Ernani – Poderia ter mais. A reunião dos acadêmicos com maior regularidade ensejaria a realização de uma série de movimentos culturais. São cabeças muito boas que estão ali reunidas. A academia é um corte transversal da intelectualidade, então, quando ela aceita e pode receber as mais variadas tendências intelectuais, pode atuar em qualquer campo. Talvez esteja faltando um diálogo maior entre a academia e a sociedade.

O Mossoroense – Quem lançou a sua candidatura foi Vingt-un…

Ernani – Ave Maria! Foi quem inventou essa candidatura. E teimar com doutor Vingt-un dá um trabalho danado.

O Mossoroense – Você foi eleito por unanimidade, logo após uma crise entre os grupos de Vingt-un e de Diógenes da Cunha Lima, num episódio que culminou com a vitória de Elder Heronildes. O seu nome pacificou a Academia?

Ernani – Qualquer candidatura que doutor Vingt-un lance tem um respaldo muito grande. Por outro lado, eu vivo nesta cidade (Natal) há quase cinqüenta anos e tenho muitos amigos dentro da academia, amigos pessoais, e eu fui a cada acadêmico, porque a academia é, acima de tudo, um exercício de humildade e de pertinácia.

O Mossoroense – Você morou em Recife, Manaus, Fortaleza…

Ernani – Falta ainda: Areia Branca, Cabedelo, Natal pela primeira vez, em 1941, São Luís do Maranhão, Manaus, Belém do Pará, Fortaleza, Natal a segunda vez, em 1951, Recife, Maceió e Natal pela última vez, em 1958, de onde não saí mais.

O Mossoroense – Por que Natal?

Ernani – Nós estávamos todos cansados de andar para cima e para baixo. Nessa época, eu já estudando medicina, passava as férias em Natal trabalhando com doutor Sarinho, e doutor Sarinho me convidou para trabalhar com  ele em Natal logo que terminasse o curso. Papai perguntou se eu viria para Natal, eu disse que sim, e ele pediu transferência, terminando aqui o ciclo dele como funcionário da Previdência.

O Mossoroense – Família?

Ernani – Uma beleza. Minha mulher e meus filhos fazem o encanto da minha vida, ao lado do meu irmão, que é o único irmão que eu tenho, Roberto. E dentro de tudo isso, uma saudade enorme de meus pais.

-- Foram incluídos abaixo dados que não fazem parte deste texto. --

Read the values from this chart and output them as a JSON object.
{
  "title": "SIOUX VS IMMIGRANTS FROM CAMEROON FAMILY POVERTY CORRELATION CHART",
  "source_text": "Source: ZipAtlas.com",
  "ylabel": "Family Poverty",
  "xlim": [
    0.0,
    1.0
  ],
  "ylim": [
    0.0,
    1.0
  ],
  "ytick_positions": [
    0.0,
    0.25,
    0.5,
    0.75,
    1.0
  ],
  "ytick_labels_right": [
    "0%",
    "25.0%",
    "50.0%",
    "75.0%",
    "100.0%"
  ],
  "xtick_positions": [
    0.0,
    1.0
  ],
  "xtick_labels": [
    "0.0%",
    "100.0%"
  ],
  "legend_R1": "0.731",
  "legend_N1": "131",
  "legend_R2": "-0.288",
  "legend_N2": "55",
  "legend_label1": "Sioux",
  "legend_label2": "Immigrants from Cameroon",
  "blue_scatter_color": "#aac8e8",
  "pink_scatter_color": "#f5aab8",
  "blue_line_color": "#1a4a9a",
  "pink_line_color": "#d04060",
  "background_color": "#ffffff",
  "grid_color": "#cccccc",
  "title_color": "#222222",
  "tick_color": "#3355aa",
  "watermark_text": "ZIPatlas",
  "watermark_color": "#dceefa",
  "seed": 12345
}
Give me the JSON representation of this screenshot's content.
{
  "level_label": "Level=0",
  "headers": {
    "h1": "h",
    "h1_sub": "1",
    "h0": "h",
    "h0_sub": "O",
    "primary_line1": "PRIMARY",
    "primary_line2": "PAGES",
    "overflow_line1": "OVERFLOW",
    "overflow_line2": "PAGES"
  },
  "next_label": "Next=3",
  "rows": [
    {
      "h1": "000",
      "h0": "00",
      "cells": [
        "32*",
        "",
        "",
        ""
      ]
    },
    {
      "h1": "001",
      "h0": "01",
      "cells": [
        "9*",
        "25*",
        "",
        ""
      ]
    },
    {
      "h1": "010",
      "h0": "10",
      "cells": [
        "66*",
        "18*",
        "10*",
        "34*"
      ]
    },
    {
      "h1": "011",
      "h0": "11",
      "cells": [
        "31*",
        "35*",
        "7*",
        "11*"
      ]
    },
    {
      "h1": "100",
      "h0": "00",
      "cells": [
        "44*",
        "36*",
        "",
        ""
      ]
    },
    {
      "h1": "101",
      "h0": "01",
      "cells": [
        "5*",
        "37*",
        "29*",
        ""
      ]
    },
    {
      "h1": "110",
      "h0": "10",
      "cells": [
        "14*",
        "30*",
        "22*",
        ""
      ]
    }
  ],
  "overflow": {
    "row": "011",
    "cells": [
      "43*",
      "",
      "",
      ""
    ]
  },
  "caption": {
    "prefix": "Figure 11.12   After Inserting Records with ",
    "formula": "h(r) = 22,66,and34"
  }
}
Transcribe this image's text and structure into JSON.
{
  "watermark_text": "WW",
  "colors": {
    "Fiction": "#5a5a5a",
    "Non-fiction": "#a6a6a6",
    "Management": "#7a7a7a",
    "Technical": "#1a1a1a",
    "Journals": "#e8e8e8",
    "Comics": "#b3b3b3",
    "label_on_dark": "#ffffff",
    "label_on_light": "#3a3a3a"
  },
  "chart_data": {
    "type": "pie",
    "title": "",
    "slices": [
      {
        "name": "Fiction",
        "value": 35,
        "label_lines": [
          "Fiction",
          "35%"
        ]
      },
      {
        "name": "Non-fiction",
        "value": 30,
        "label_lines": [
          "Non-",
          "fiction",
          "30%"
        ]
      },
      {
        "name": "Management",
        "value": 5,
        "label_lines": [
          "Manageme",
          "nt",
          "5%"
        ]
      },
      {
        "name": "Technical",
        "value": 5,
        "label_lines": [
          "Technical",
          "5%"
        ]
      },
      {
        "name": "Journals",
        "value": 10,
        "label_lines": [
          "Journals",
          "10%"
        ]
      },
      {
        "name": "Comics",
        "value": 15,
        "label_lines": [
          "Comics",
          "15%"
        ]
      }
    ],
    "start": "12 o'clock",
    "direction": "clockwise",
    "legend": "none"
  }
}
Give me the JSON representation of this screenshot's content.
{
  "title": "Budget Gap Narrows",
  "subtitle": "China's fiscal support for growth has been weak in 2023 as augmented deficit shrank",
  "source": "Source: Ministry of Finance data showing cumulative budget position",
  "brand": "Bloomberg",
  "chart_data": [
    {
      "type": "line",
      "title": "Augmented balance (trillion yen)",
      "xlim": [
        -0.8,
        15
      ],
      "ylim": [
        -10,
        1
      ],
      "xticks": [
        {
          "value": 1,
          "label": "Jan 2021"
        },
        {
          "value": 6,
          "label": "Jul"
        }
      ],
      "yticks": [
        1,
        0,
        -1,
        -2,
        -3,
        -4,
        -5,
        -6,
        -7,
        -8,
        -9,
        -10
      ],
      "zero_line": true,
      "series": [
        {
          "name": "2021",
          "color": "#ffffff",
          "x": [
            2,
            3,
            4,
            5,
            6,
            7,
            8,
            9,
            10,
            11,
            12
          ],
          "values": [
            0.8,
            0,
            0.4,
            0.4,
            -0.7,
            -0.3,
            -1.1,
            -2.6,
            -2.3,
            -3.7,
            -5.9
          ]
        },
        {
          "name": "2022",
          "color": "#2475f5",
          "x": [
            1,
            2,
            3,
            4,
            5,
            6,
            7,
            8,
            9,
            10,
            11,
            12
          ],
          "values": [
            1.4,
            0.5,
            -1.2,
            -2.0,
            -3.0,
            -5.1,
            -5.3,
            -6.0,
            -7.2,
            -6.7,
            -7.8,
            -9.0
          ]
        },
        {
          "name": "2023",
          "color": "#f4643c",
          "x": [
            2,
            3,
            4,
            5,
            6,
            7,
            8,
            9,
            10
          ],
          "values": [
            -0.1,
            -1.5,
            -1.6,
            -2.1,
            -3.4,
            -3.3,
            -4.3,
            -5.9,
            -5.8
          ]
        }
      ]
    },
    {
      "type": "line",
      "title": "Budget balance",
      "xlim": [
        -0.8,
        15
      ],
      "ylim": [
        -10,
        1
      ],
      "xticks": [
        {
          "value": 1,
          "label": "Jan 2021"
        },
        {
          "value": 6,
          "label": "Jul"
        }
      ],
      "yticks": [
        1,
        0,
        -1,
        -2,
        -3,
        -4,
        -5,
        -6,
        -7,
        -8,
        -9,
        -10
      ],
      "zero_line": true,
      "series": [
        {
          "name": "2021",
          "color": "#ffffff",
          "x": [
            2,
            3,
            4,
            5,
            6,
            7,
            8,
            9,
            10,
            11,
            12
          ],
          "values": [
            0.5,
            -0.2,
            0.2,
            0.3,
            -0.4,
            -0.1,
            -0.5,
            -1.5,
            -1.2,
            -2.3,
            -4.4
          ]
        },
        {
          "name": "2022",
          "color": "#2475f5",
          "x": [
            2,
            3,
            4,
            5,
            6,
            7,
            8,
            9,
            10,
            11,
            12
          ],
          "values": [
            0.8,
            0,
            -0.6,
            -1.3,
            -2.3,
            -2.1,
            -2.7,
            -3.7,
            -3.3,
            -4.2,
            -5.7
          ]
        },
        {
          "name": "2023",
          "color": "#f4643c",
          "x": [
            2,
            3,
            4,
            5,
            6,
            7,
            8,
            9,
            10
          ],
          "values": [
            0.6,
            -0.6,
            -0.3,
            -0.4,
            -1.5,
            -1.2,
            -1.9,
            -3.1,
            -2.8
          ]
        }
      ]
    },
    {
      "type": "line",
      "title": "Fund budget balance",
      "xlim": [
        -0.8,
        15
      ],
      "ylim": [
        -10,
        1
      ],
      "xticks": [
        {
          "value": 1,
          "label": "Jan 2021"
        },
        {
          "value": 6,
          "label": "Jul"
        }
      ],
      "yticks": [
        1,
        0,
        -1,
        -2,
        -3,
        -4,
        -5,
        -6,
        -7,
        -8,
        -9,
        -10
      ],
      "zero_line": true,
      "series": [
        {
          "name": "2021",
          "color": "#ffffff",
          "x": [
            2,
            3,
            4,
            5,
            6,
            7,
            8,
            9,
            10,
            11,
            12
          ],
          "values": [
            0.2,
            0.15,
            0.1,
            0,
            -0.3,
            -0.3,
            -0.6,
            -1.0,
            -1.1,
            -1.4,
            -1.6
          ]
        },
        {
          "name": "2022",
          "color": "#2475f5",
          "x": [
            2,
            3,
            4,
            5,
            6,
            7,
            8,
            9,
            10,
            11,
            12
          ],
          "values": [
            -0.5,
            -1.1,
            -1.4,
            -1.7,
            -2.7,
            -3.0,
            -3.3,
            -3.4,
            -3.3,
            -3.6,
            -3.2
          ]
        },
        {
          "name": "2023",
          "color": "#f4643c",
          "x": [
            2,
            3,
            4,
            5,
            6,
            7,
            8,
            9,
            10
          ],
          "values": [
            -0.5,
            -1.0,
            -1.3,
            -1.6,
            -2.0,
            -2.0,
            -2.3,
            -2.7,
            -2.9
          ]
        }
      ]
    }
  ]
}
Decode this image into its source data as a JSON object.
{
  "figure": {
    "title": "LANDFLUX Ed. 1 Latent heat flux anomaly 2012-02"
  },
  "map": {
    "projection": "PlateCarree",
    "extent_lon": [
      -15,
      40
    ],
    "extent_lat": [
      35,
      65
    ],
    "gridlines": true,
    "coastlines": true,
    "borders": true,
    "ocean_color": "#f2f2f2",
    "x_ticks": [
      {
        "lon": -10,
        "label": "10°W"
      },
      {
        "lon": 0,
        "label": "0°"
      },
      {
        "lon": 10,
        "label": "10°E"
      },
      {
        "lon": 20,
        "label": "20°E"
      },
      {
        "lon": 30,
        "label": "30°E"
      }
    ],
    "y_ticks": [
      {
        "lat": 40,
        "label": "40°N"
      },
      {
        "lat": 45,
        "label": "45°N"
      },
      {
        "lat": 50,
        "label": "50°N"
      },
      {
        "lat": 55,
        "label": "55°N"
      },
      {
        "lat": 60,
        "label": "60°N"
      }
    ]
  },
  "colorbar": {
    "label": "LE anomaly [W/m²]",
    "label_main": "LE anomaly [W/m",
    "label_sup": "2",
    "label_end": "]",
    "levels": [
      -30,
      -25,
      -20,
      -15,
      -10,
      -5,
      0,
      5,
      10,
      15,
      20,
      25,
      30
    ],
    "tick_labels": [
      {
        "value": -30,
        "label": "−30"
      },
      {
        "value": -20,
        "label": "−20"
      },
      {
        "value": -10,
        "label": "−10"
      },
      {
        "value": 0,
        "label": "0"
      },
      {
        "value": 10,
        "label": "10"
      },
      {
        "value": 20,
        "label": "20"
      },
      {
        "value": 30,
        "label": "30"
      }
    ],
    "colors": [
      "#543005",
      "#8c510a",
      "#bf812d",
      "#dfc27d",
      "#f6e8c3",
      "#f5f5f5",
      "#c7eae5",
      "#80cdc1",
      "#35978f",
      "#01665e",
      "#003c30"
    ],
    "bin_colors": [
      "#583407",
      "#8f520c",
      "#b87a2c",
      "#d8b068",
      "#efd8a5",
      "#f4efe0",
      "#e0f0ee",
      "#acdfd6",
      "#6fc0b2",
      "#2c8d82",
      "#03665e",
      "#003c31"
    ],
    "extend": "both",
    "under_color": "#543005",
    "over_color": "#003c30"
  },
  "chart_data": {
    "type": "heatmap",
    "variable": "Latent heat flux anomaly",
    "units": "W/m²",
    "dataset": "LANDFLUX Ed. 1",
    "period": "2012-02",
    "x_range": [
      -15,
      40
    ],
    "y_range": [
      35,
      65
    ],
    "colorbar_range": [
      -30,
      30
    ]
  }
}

O Mossoroense – Esquecemos alguma coisa?

Ernani – Esquecemos! Você falou mal do meu Flamengo, deu uma insinuação altamente maliciosa e, antes do final, eu quero dizer que times como o Flamengo e o ABC, que também anda ruim das pernas, são velhos guerreiros. E os velhos guerreiros nunca morrem.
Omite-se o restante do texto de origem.